Because you want to show the candidate that they are wanted, make sure that your offer has room for negotiation. They may not even decide to negotiate, but if they do, you’ll have room in your budget to do so. You may want to limit negotiations to one round. Allow them to provide you with a number that they are more comfortable with and then return to them with an improved offer. If it’s still not satisfactory, then you may not be a good fit for each other.
Do your best not to make any mistakes when making your offer or negotiating your offer. Certain mistakes can offend a candidate or could empower them to continue negotiating past the point of productivity. Here are a few common salary negotiation mistakes that employers make that you should avoid:
While you’ll want to leave room for negotiation, try to make an offer that you view as fair. If your offer is too low, you risk offending the candidate. Either they will know that you’re low balling them and trying to take advantage of them, or they will think that you don’t value what they have to offer. Even if you were just attempting to start low to give yourself room to negotiate, you risk the candidate simply declining the offer and walking away before you have a chance to.
If they make a counteroffer that’s well above your initial offer, don’t just take it assuming that this is the number that they’re worth. Don’t go into negotiations with the thought that you would like to get their price down if possible, but if not, oh well — at least you tried. Accepting a ridiculous counter offer will put you in a bad position in terms of the employee and employer relationship that will follow. They will not take you seriously and will assume that they can get away with anything.
The reason you should try to limit negotiations to one round is that more than that risks endless haggling. If you offer $45,000 and they counter offer $46,000, then at that point the candidate is trying to milk as much out of you as possible. At some point, you have to make a “take it or leave it” offer. This goes both ways — if they want $50,000 and you’re offering $40,000, don’t come back to them with an offer of $41,000. It’s just going to lead to endless haggling. Respect each other’s time.
Last of all, if you accept a counteroffer or they accept a counteroffer, that should be final. The other party cannot try to negotiate more once a counteroffer has been accepted in the hopes of lowering or raising the number a little more. Once a counter offer is made by either party, all previous offers are considered void. A candidate cannot counter offer then try to accept the initial offer unless you offer it again.
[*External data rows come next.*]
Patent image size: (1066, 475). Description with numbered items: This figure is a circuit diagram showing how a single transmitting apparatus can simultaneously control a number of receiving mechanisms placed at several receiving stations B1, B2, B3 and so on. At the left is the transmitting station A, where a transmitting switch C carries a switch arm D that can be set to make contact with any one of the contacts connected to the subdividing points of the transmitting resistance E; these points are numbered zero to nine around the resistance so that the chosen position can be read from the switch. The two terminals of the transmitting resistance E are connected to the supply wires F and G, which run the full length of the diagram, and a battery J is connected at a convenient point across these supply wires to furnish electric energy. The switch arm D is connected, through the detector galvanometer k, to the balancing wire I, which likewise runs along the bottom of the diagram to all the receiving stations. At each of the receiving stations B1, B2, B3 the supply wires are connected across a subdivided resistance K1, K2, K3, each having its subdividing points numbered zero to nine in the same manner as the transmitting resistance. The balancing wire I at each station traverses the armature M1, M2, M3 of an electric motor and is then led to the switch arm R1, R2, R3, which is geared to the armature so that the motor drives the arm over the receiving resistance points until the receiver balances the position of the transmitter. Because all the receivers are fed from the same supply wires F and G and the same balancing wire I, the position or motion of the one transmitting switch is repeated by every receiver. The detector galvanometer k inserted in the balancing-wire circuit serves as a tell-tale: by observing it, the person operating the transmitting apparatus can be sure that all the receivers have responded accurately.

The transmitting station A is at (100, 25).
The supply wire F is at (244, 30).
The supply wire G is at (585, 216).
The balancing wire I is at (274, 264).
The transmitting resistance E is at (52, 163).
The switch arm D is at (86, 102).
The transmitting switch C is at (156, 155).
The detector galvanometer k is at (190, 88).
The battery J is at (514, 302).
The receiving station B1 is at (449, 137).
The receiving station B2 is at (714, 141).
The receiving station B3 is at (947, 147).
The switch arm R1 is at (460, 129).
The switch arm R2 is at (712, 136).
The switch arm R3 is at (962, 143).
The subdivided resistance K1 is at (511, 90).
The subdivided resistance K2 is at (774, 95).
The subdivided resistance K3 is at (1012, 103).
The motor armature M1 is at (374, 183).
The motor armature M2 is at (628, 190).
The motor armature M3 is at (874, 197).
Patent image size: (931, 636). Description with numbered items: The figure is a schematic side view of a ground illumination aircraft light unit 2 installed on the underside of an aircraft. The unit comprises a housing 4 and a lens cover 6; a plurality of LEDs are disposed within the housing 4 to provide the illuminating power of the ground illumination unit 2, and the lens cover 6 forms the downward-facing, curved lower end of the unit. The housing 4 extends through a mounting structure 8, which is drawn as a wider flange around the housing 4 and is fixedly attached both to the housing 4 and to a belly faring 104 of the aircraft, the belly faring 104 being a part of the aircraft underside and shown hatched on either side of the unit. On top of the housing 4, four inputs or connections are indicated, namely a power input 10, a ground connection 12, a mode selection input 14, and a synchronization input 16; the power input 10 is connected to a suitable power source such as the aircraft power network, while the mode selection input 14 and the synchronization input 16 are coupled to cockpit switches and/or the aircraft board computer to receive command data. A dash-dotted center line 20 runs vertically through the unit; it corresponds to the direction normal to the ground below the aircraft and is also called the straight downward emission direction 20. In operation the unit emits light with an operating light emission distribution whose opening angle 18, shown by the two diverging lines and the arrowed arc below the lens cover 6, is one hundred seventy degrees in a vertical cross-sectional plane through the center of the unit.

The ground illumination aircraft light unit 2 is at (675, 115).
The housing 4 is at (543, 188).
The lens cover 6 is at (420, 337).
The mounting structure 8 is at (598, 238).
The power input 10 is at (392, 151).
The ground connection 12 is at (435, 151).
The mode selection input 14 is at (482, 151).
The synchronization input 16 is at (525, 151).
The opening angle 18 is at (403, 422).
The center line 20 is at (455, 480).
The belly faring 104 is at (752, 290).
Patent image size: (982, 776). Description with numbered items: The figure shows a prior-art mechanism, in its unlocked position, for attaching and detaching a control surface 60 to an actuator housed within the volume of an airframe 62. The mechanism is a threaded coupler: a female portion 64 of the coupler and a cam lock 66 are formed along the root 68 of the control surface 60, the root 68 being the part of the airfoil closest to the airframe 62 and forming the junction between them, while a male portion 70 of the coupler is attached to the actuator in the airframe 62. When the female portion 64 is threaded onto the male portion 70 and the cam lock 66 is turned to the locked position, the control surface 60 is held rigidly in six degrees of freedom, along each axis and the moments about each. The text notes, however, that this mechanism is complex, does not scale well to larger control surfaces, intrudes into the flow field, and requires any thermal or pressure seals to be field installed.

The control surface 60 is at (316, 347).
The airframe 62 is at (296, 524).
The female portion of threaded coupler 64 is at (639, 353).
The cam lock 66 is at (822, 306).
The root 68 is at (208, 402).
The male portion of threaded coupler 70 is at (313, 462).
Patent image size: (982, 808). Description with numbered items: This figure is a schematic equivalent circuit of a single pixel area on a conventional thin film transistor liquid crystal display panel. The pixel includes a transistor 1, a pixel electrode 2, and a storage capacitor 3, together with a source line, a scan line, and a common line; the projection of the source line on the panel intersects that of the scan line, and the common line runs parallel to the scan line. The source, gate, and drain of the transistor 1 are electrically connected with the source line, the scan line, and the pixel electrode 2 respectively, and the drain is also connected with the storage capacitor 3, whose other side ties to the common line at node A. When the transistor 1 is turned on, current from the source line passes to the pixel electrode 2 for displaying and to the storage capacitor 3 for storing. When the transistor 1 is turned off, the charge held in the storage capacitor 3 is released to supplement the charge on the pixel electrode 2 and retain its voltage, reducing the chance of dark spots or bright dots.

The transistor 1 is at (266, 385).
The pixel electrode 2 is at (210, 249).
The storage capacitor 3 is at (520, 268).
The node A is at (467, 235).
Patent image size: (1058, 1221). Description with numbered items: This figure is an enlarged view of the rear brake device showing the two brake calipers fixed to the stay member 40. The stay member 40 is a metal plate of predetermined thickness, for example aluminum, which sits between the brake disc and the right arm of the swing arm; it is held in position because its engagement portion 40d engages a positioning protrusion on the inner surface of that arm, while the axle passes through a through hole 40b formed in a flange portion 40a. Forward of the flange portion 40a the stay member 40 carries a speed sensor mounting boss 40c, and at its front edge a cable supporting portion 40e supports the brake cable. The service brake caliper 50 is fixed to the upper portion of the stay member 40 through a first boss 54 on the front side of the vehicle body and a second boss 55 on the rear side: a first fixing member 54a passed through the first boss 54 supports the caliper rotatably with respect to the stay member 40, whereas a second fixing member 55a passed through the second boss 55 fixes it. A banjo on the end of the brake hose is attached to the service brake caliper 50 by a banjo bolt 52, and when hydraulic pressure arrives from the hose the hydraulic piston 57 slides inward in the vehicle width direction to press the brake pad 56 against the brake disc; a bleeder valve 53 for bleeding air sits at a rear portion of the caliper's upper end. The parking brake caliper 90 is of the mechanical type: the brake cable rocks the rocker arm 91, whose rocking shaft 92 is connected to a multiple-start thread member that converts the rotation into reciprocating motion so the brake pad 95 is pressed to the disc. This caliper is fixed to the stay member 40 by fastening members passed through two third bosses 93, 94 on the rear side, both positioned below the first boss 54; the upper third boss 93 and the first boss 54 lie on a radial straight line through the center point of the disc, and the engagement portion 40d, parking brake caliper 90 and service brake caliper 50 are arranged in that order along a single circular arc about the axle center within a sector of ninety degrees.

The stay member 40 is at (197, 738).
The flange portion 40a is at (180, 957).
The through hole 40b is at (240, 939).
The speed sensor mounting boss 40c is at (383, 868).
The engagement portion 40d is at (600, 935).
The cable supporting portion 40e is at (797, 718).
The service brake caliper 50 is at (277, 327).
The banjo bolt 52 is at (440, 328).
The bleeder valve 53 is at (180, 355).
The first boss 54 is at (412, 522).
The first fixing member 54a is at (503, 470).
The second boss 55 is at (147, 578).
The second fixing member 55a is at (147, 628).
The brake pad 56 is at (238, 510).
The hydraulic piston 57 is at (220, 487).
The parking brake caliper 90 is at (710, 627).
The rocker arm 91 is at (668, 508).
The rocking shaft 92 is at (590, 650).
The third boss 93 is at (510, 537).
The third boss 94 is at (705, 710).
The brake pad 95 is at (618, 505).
When you find a job candidate that you want to hire, determining what to offer them shouldn’t be a contest. You’re not trying to “win” a negotiation. It’s why low balling is such a bad idea. You want to offer them a fair salary that your company can afford to pay and that the candidate will be happy with. The last thing you want is to get the candidate to accept a salary that they are unhappy with. This is not a win for you even if you’re paying less. The only thing it accomplishes is hiring a employee who isn’t motivated to work hard because they feel underpaid from the start or that will continue looking for other opportunities
Focus on settling on a number that both sides will be happy with. This will help to establish a good relationship between you and your new employee. You want them to trust you and to feel like they should work hard for the compensation that you’ve offered them.